Best of bill gates interviews

At 58, Bill Gates is not solitary the richest man in the earth, with a luck that now surpasses $76 billion, but he might also be the most positive view. In his view, the globe is a huge operating system that just wants to be debugged. Gates' driving idea – the idea that liven up his life, that leaders his philanthropy, that keeps him late in his sleek book-lined office supervising Lake Washington, outside Seattle – is the hacker's notion that the code for these difficulties can be re-written, that mistakes can be fixed, that vast systems – whether it's Windows 8, worldwide poverty or climate alteration – can be enhanced if you have the right tools and the correct knowledge. The Gates & Melinda Gates Organization, the philanthropic foundation with a $36 billion donation that he runs with his wife, is like a huge startup whose target marketplace is human civilization.
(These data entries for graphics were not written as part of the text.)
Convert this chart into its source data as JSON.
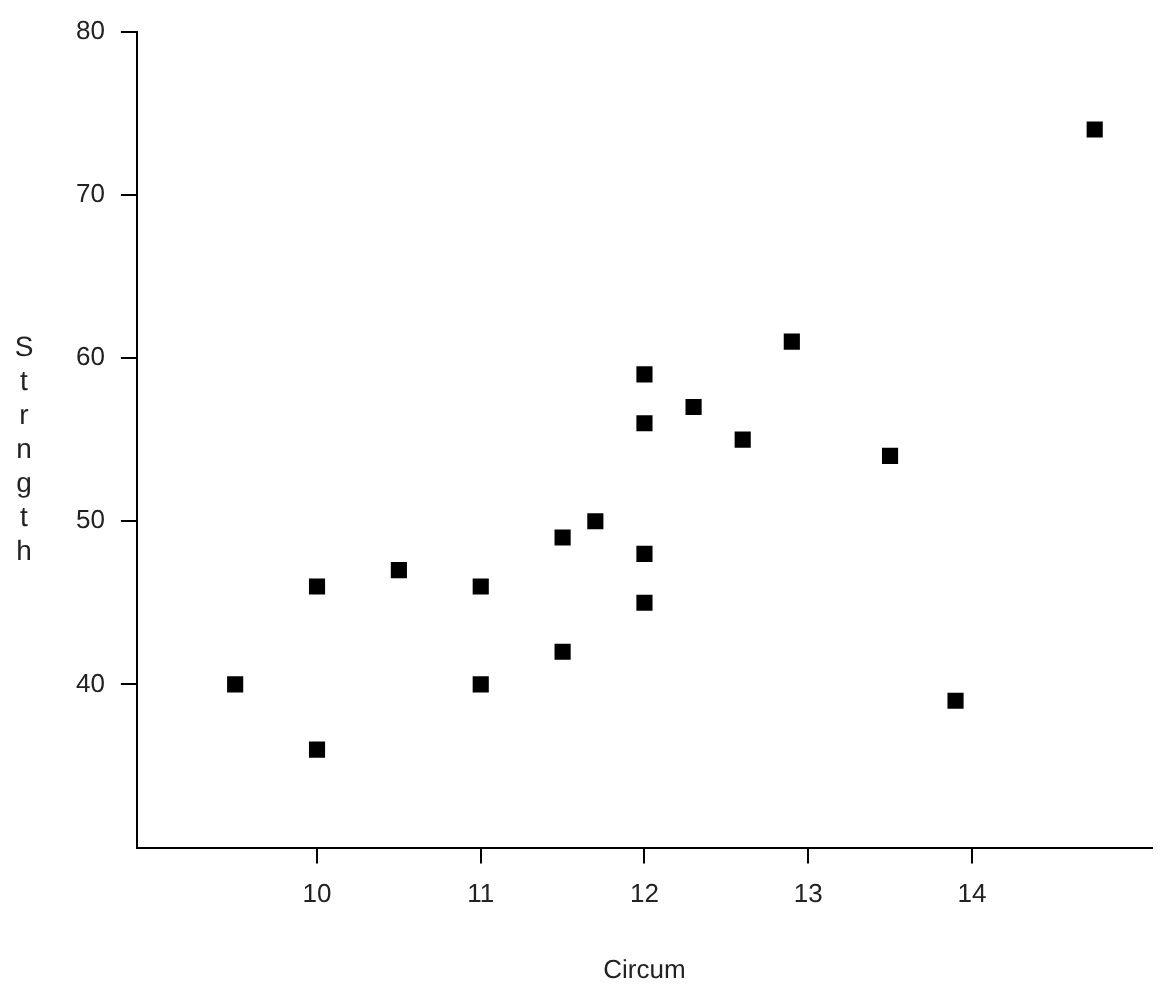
{
  "chart_data": {
    "type": "scatter",
    "xlabel": "Circum",
    "ylabel": "Strngth",
    "x": [
      9.5,
      10,
      10,
      10.5,
      11,
      11,
      11.5,
      11.5,
      11.7,
      12,
      12,
      12,
      12,
      12.3,
      12.6,
      12.9,
      13.5,
      13.9,
      14.75
    ],
    "values": [
      40,
      36,
      46,
      47,
      46,
      40,
      42,
      49,
      50,
      45,
      48,
      56,
      59,
      57,
      55,
      61,
      54,
      39,
      74
    ],
    "color": "#000000",
    "marker": "square",
    "xlim": [
      8.9,
      15.1
    ],
    "xticks": [
      10,
      11,
      12,
      13,
      14
    ],
    "ylim": [
      30,
      80
    ],
    "yticks": [
      40,
      50,
      60,
      70,
      80
    ],
    "grid": false,
    "legend": false
  }
}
Individually, Gates has very small Master of the Universe arrogance and, specified the scale of his riches, his possessions are modest: 3 home, 1 plane, no yachts. He attired loafers and khakis and V-neck sweaters. He frequently wants a haircut. His glasses haven't altered much in forty years. For entertaining, he attends bridge contests.

But if his social goals are modest, his knowledgeable scope is mind-boggling: weather, energy, agriculture, infectious diseases and education improvement, to term a few. He has earlier nuclear physicists aiding cook up nutritional cookies to feed the evolving globe. A polio SWAT group has previously spent $1.5 billion (and is loyal to additional $1.8 billion through 2018) to eradicate the virus. He's engineering superior toilets and funding research.

It's a long way from the initial days of the digital uprising, when Gates was nearly a caricature of a desirous monopolist hell-bent on installing Windows on each computer in the galaxy ("The trouble with Bill," Steve Jobs on one occasion told me, "is that he needs to take a nickel for himself out of each dollar that passes thru his hands"). But once Gates walked down as Microsoft chief executive in 2000, he found a method to transform his aggressive drive to triumph over the desktop into an aggressive drive to overcome poverty and sickness.

Now he's returning to Microsoft as a "technology guide" to, Microsoft's new chief executive. "Satya has inquired me to review the product ideas and come in and aid makes some quick choices and top choice some new directions," Gates told me as we communicated in his office on a rainy day some weeks ago. He estimates that he'll devote a 3rd of his time to Microsoft and two-thirds of his foundation and supplementary work.

But the Microsoft of now is nothing like the globe-dominating behemoth of the Nineties. The corporation remained shackled to the desktop for too extensive, while challengers – specifically, Apple & Google – progressed on to phones and tablets. And in its place of talking in visionary terms about the company's forthcoming, Gates talks of challenges that sound nearly mundane for a man of his determinations, like reinventing Windows and Office for the period of cloud computing. But in some techniques, that's not sudden: Unlike, say, Jobs, who come back to Apple with a religious zeal, Gates clearly has larger things on his mind than assuming out how to make spreadsheets practicable in the cloud.